Recurrent neural networks are dynamical network structures which have the capabilities of processing and generating temporal information. To our knowledge the earliest neural network model that processed temporal information was that of MeCulloch and Pitts [McCulloch43]. Kleene [Kleene56] extended this work to show the equivalence of finite automata and McCulloch and Pitts' representation of nerve net activity. Minsky [Minsky67] showed that any hard-threshold neural network could represent a finite state automata and developed a method for actually constructing a neural network finite state automata. However, many different neural network models can be defined as recurrent; for example see [Grossberg82] and [Hopfield82]. Our focus is on discrete-time recurrent neural networks that dynamically process temporal information and follows in the tradition of dynamically (nonautonomous) recurrent network models defined by [Elman90, Jordan86, Narendra90, Pollack91,Tsoi94]. In particular this paper develops a new model, a neural network pushdown automaton (NNPDA), which is a hybrid system that couples a recurrent network to an external stack memory.
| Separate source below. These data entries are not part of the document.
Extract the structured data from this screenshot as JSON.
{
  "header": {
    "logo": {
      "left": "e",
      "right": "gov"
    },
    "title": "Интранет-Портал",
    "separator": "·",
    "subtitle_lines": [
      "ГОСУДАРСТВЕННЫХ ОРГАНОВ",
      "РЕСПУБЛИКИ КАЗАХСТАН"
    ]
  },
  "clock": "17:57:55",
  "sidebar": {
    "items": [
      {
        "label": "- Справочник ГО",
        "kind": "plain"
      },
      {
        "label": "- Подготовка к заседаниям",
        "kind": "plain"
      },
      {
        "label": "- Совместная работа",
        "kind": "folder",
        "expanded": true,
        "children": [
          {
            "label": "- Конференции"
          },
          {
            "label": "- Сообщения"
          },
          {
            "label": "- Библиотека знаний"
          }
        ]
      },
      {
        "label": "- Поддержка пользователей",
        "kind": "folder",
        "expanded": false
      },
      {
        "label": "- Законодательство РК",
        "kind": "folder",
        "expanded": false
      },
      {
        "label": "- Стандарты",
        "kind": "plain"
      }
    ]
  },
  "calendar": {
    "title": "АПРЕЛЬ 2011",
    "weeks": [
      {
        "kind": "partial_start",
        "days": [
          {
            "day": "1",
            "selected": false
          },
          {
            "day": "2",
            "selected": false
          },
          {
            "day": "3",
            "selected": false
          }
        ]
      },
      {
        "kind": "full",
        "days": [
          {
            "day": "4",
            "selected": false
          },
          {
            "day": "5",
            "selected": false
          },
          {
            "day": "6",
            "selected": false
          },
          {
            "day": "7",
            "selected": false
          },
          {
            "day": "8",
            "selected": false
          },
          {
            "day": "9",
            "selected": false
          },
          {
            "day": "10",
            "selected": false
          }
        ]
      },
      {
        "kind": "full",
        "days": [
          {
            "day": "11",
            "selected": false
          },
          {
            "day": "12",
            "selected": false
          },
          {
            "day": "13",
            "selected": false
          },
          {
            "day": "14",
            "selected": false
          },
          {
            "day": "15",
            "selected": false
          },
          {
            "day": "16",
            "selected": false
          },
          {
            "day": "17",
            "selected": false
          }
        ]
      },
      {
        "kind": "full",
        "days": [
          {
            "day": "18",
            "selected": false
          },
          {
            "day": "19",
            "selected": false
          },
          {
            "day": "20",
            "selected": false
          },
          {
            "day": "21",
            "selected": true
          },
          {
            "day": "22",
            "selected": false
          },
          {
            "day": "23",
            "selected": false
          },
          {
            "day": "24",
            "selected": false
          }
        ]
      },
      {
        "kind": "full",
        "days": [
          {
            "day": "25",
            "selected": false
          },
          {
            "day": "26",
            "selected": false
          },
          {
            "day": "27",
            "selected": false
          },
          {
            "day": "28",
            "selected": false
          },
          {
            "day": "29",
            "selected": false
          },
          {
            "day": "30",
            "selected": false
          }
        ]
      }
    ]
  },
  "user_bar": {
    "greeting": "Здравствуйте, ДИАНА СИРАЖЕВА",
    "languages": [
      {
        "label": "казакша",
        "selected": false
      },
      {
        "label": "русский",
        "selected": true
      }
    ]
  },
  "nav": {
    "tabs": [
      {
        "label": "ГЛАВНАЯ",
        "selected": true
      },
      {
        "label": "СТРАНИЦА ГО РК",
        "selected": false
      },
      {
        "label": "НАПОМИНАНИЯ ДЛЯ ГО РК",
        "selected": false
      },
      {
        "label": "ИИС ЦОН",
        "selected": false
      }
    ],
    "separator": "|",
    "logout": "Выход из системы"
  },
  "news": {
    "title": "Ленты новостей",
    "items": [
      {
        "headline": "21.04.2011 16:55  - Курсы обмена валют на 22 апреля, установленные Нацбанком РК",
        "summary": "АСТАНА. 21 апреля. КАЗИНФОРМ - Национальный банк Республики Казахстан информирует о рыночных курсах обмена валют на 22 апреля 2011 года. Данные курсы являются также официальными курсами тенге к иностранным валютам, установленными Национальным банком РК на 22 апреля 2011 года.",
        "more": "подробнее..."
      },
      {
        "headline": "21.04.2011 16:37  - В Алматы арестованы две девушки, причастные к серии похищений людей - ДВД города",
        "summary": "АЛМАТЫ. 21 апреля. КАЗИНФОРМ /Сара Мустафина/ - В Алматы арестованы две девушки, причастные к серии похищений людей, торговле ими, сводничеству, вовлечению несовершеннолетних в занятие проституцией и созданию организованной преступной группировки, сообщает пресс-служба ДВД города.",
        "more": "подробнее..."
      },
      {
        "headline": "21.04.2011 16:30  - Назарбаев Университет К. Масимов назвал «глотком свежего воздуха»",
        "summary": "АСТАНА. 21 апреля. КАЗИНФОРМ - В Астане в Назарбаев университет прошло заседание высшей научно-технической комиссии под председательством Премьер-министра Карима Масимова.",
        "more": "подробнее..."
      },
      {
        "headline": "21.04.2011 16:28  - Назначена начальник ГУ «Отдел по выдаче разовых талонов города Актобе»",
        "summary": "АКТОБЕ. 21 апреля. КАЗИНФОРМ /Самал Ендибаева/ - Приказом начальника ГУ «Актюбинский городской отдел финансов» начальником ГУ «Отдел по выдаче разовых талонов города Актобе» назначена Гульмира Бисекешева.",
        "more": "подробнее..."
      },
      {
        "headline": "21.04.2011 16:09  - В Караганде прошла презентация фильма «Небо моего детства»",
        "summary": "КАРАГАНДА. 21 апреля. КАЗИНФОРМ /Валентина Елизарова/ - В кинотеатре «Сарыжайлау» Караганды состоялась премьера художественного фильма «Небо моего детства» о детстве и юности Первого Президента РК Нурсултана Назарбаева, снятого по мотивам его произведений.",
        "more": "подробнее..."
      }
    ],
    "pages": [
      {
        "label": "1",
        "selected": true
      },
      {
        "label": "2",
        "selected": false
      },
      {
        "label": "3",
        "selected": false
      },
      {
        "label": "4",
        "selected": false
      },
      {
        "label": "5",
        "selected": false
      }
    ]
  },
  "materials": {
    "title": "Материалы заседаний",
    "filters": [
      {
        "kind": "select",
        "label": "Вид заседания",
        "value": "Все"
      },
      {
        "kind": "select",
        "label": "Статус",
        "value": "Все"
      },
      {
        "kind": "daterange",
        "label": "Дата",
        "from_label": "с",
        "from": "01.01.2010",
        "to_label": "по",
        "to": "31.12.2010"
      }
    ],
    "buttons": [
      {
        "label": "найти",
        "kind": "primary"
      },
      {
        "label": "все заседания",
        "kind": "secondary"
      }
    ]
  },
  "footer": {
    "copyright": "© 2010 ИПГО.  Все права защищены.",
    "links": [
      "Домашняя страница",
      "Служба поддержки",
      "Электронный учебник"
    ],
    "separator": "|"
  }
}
More importantly, a NNPDA should be capable of learning and recognizing some class of context-free grammars. As such, this model is a significant extension of previous work where neural network finite state automata simulated and learned regular grammars. We explore the capabilities of such a model by inferring automata from sample strings the problem of grammatical inference. It is important to note that our focus is only on that of inference, not of prediction or translation. We will be concerned with problem of inferring an unknown system model based on observing sample strings and not on predicting the next string dement in a sequence. In some ways, our problem can be thought of as one of system identification [Ljung87].